One of the truly brilliant activities was the Rhino Rangers Lite experience. In the afternoon you go out to the Zanier reserve with one of the rangers, which is across the road from the farm and within it has the 3 free roaming elephants, 19 white rhino, 3 lioness’s, numerous cheetah, leopard, brown hyena, jackals, kudu, oryx, springbok, duiker etc. You spend the early afternoon on a safari-like activity tracking down the animals, then for the afternoon you go to your campsite on the reserve, where you stay in tents but do have camp beds. You have your evening meal, then at the night time you go out for a night time drive to set an anti-poaching presence with the lamp. Whilst doing this you will often see many different animals but it does get chilly on the back of the car! Then in the morning you go out again tracking the animals, and will often get out of the car and follow the Rhino’s tracks with your ranger. You get incredibly close to them doing this! You also do other activities like camp/ enclosure cleaning, research, enrichment, nature walk, project work and game counts.
Whilst you don’t have loads of free time at the farm your evenings are your own and Sundays are a far more relaxed day where you only do the small animal feeding in the morning and afternoon, leaving the rest of the day to yourself. Because of this there are 2 optional extras you can choose from, both of which are an extra expense but again very inexpensive for what you do. You can do the lodge lunch which is basically a buffet style meal at the lodge which is located a 10-15minute drive from the farm but still on the land, here you have access to their pool and decking area and the meal of course. Whilst the food at the farm is nice the food at the lodge is outstanding and you can really fill up there, you also get dessert! Then you can spend your time relaxing by the pool. The other option is the sunday town trip, where you get taken to the craft market where you can buy great souvenirs and presents, then you go to the grove mall. Here you can buy pretty much anything, it is like a typical mall from home. For both of the trips you have a driver who takes you and picks you up so you never have to sort out those arrangements yourself. When it comes to spending money it really will depend upon if you are going to be buying a lot of snacks, drinks, alcohol etc from the bar/coffee shop, if you will be doing the extras on a sunday or even if you chose to go to one of the other sites. £50-£150 a week max should be more than enough.

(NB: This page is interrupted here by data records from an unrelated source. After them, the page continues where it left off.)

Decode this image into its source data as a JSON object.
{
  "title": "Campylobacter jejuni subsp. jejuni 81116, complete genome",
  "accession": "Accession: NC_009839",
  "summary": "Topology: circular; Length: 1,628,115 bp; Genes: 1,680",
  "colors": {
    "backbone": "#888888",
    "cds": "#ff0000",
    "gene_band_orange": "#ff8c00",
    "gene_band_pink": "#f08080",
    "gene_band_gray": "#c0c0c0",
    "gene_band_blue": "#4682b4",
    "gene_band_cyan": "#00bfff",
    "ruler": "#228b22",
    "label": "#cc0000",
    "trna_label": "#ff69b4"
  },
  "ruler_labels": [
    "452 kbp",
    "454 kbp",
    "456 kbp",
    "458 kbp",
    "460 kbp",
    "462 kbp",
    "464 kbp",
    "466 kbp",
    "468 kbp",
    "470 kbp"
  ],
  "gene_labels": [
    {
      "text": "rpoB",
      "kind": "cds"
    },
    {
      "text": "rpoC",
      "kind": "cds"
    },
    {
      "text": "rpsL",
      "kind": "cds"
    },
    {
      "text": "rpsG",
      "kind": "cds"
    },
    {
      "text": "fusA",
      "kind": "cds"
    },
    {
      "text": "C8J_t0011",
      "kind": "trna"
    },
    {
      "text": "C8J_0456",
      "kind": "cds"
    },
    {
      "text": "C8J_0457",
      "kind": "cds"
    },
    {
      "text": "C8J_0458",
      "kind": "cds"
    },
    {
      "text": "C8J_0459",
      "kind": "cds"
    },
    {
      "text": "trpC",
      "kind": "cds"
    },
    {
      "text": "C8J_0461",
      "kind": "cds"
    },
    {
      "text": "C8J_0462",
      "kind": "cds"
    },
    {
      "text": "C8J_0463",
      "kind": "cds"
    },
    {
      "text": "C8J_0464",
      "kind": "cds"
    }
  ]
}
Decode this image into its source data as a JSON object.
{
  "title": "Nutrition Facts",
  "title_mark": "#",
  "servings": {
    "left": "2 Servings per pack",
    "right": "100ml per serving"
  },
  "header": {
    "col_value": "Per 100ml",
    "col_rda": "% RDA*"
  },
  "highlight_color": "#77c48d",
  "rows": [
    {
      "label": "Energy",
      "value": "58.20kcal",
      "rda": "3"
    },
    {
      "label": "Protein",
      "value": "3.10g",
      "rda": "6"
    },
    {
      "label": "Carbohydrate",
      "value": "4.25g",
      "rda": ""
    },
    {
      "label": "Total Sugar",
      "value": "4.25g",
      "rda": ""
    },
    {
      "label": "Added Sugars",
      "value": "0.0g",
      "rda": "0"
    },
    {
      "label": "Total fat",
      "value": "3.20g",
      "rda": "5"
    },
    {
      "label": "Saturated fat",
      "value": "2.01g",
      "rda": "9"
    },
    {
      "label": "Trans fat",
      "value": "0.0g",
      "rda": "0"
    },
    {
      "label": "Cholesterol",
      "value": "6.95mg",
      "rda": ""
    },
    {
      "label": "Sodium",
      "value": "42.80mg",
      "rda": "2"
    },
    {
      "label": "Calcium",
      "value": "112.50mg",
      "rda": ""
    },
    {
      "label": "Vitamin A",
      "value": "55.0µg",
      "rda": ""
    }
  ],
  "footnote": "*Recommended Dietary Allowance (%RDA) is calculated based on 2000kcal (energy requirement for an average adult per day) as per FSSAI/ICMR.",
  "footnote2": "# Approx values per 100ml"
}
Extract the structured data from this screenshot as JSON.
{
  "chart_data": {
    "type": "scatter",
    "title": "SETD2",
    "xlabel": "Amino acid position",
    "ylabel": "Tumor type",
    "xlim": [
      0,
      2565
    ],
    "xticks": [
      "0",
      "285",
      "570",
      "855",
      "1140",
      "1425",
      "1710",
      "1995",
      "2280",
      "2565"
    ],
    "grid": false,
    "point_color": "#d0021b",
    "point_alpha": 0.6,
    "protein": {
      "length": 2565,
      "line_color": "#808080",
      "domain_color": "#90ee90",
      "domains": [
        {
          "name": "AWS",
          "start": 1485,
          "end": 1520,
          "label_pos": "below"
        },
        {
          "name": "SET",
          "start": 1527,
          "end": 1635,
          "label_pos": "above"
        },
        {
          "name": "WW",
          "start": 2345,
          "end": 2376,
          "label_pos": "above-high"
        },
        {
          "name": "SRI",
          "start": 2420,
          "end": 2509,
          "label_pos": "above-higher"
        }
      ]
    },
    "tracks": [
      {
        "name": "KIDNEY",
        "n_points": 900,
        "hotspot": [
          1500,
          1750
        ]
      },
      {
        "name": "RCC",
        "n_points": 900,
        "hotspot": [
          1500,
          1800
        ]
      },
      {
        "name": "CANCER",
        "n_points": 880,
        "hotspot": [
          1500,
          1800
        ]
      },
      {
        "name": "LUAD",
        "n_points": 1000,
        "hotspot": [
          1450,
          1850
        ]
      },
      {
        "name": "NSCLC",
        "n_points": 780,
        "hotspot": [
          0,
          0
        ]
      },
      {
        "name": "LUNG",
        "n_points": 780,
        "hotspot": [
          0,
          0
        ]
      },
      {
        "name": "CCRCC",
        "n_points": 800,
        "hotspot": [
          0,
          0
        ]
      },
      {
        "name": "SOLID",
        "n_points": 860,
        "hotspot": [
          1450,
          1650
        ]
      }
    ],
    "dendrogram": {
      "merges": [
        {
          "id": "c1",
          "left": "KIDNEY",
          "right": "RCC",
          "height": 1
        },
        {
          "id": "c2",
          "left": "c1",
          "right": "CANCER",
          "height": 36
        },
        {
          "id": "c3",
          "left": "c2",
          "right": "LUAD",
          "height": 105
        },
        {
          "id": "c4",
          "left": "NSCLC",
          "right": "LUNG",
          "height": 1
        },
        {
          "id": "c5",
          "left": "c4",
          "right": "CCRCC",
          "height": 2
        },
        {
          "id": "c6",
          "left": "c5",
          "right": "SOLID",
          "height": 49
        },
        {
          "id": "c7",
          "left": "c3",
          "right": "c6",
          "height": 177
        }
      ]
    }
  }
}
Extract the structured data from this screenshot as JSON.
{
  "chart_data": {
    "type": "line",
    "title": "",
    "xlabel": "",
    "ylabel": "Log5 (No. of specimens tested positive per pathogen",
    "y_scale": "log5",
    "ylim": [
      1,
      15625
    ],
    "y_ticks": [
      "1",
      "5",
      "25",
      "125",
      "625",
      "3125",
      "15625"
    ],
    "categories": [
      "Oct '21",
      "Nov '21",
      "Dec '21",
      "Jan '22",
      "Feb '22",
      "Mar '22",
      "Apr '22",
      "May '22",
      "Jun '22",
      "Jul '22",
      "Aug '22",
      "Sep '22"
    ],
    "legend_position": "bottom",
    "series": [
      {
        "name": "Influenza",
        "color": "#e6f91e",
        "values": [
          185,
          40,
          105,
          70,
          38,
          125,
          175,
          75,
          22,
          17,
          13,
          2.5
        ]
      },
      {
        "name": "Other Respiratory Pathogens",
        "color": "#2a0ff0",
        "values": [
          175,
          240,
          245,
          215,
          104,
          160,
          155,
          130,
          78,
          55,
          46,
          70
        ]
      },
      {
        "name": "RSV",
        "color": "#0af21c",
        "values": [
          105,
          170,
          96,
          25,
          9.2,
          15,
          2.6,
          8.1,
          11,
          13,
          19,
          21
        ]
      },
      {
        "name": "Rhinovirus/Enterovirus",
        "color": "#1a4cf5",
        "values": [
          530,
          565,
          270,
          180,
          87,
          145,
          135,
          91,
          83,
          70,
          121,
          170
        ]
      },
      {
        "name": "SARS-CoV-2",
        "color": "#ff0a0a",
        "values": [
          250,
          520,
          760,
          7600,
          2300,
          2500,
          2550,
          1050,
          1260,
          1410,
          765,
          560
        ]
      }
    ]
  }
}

Overall, I truly had the most amazing time at the farm, I wish I could have stayed there even longer. The staff were amazing, knowledgeable and dedicated to what they do. The mission is ‘conservation through innovation’ and they work so hard towards this, whilst there you feel a part of the team and it is an wonderous feeling. I 100% recommend this project and if you are even considering it, let this be the push you need… DO IT! You wont regret it.